Bahkan hingga kini, La Stampa masih berada di bawah naungan Fiat S.p.A.
B.
Politik
Penemuan mesin cetak juga merangsang
para pelaku pemerintahan untuk melakukan propaganda melalui media tertulis,
baik propaganda mengenai profil mereka ataupun kebijakan-kebijakan yang akan
diterapkan. Seperti yang dilakukan Raja Louis XIV yang "kemegahan"
reputasi pemerintahannya (1661) merupakan buah tangan surat kabar.
Praktek propaganda sudah terlihat bahkan
pada tahun-tahun sebelum masa pemerintahan Raja Louis XIV. Bersamaan dengan
Fronde (Perang Saudara Inggris atau Revolusi Inggris) tahun 1648-1652, terjadi
ledakan bahan cetakan dimana propaganda mengenai kebebasan percetakan yang
tidak berlisensi dilancarkan. Propaganda tersebut merupakan cikal bakal
lahirnya kebebasan pers dewasa ini.
Surat kabar dianggap sebagai wadah
masyarakat menyampaikan aspirasi poltiknya. Seperti dalam koran mingguan dalam
bahasa Perancis, Gazette d’Amsterdam
yang mulai memuat tulisan-tulisan yang mengkritik Gereja Katolik dan
kebijaksanaan pemerinta Perancis. Surat kabar merupakan salah satu pelopor
munculnya "opini publik" yang pada masa-masa berikutnya berkembang
lebih luas menjadi "ruang publik".
IV. Perkembangan
Surat Kabar di Indonesia
A.
Surat Kabar di Indonesia
Dalam perkembangannya, surat kabar
di Indonesia memiliki runtutan fase yaitu yang pertama kalinya muncul adalah
koran Bromartani yang diterbitkan
oleh Harteveld & Co di Surakarta menggunakan bahasa Jawa. Koran Bromartani ini merupakan tiga koran
tertua di Indonesia. Selain koran Bromartani,
ada juga dua koran tertua lainnya yakni Soerat
Kabar Bahasa Melayu, yang diterbitkan di Surabaya oleh penerbit E.Fuhri.
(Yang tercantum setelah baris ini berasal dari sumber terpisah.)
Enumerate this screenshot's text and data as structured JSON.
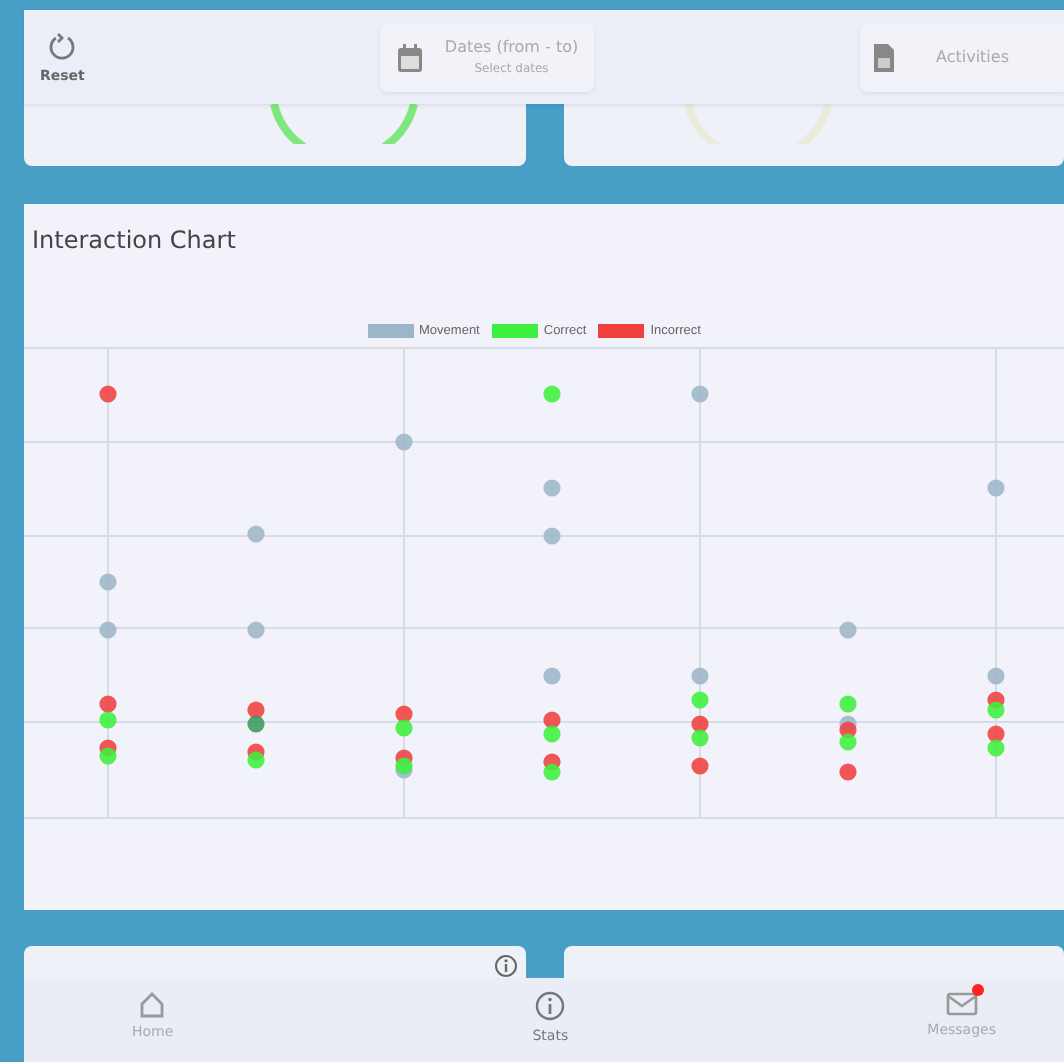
{
  "toolbar": {
    "reset": {
      "label": "Reset"
    },
    "dates": {
      "label": "Dates (from - to)",
      "placeholder": "Select dates"
    },
    "activities": {
      "label": "Activities"
    }
  },
  "interaction_chart": {
    "title": "Interaction Chart",
    "legend": [
      {
        "label": "Movement",
        "color": "#9db5c9"
      },
      {
        "label": "Correct",
        "color": "#3ef03e"
      },
      {
        "label": "Incorrect",
        "color": "#f04040"
      }
    ]
  },
  "bottom_nav": [
    {
      "label": "Home",
      "badge": false
    },
    {
      "label": "Stats",
      "badge": false
    },
    {
      "label": "Messages",
      "badge": true
    }
  ]
}
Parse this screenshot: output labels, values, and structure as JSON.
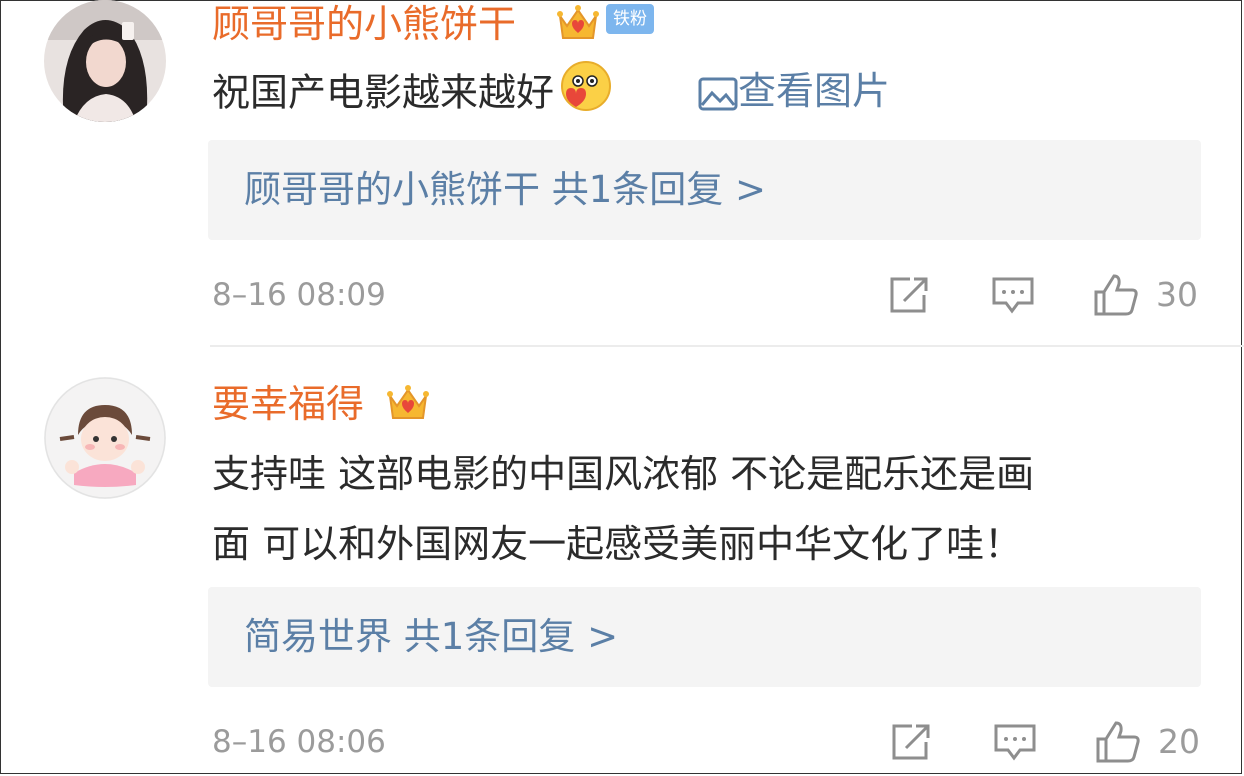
{
  "colors": {
    "username": "#e96b2a",
    "link": "#5b7fa6",
    "text": "#2b2b2b",
    "meta": "#9b9b9b",
    "reply_bg": "#f4f4f4",
    "fan_badge": "#7db6ee"
  },
  "comments": [
    {
      "username": "顾哥哥的小熊饼干",
      "badges": [
        "crown-icon",
        "fan-badge"
      ],
      "fan_badge_label": "铁粉",
      "text": "祝国产电影越来越好",
      "emoji": "kiss-emoji",
      "view_pic_label": "查看图片",
      "reply_preview": "顾哥哥的小熊饼干  共1条回复 >",
      "timestamp": "8–16 08:09",
      "likes": "30"
    },
    {
      "username": "要幸福得",
      "badges": [
        "crown-icon"
      ],
      "text_line1": "支持哇 这部电影的中国风浓郁 不论是配乐还是画",
      "text_line2": "面 可以和外国网友一起感受美丽中华文化了哇！",
      "reply_preview": "简易世界  共1条回复 >",
      "timestamp": "8–16 08:06",
      "likes": "20"
    }
  ]
}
koran ketiga yaitu Soerat Chabar Batavie
yang pertama kali diterbitkan pada
hari Sabtu 3 April 1858 oleh pengusaha Longe & Co. Kemudian disusul Selompret Melajoe di Semarang pada tahun
1860.
Pada era ini, di luar Jawa juga lahir
sejumlah surat kabar antara lain Celebes
Courant dan Makassar Handelsblad
di Ujungpandang, Tjahja Siang di
Manado, Sumatra Courant dan Padangsch Handelsblad di Padang.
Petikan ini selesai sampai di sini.